The (can never find the right size box at the box stores anyway) TROLL
alan has said “All the energy and water has to come from the local pool too” and argues that we must think locally to sustain our system, that borrowing resources from elsewhere leads to unsustainable population. This is true in nature and humans have acted too much as if we are exempt from those laws.
However, the reality of where we are now, with population and crowded cities, is we must borrow energy and water resources from beyond our farm lands to support agriculture. We need to figure out better crop choices, better recycling of farm materials, better soil conservation practices, etc. but we will still need to borrow resources.
I live in California, the biggest agricultural state with no summer water. Even here in moderate San Francisco Bay area, ground zero for some of the best sustainable practices and an exemplary localvore economy, the very best farmers can not grow much without borrowed water. Whether borrowing with wells from the water table or dammed up river water, farmers need more water than they have on site.
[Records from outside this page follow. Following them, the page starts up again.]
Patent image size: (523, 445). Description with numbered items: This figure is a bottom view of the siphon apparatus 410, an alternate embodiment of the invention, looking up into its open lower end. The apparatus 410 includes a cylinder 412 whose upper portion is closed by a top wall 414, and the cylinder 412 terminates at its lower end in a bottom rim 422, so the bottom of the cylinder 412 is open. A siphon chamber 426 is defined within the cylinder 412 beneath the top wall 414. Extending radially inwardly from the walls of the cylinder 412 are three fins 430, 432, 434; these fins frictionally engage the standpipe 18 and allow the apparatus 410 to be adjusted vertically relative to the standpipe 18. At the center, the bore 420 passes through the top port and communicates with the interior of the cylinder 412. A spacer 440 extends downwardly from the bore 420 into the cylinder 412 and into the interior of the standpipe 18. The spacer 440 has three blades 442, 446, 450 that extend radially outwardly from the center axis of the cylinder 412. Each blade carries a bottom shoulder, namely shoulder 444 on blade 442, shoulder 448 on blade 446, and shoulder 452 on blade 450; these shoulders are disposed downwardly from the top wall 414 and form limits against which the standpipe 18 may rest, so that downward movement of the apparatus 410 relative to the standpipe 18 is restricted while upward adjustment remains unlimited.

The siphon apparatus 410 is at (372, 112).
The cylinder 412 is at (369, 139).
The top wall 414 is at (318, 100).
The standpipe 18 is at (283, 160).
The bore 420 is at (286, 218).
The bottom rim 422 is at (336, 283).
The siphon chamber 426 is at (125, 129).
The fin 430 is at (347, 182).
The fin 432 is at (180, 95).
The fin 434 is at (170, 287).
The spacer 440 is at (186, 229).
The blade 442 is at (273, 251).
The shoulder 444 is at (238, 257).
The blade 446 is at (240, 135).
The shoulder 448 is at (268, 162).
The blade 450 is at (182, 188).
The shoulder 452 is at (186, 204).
The solution is to define local in broader terms and recognize that humans have the capacity, yea the responsibility, to think of the broader human community. We do not live separate from nature, nor can nature live separate from us. We have our needs and and nature will be affected.
The hope is that we can use our intelligence to create sustainable systems. I think it an acceptable trade-off that we dam up certain resources to benefit the greater community. I don’t think this has been done wisely and those that use the resource should pay more for it so that efficiencies are encourage, but if we think of how we can sustain local agriculture we must think in broad terms.
We must think wisely for the benefit of the world ecosystem and the humans that are already inhabiting it. We don’t yet know what sustainable means in agriculture, but we sure must try for it.
I’ll not pretend that it is one easy step from here to there, but if we don’t move in that direction we are doomed. Even in water strapped California there are things that could be done. I grew up in the desert, so I know what the long dry can be like. Yet even in the desert there are times of rain and no water collection. (I remember parts of Phoenix being impassably because of rain and two weeks late we were rationing water, If every home had a rain catchment system, that would have been a step in the right direction on both problems.) If more people across the country grew a bit more of what they needed locally we wouldn’t be so dependent on California agriculture and their borrowed water. We haven’t really started exploring ways to develop small, local, sustainable, closed loop systems. We just keep wringing our hands and throwing money at the giant. Maybe we just need to chose to walk away and start trying to live differently.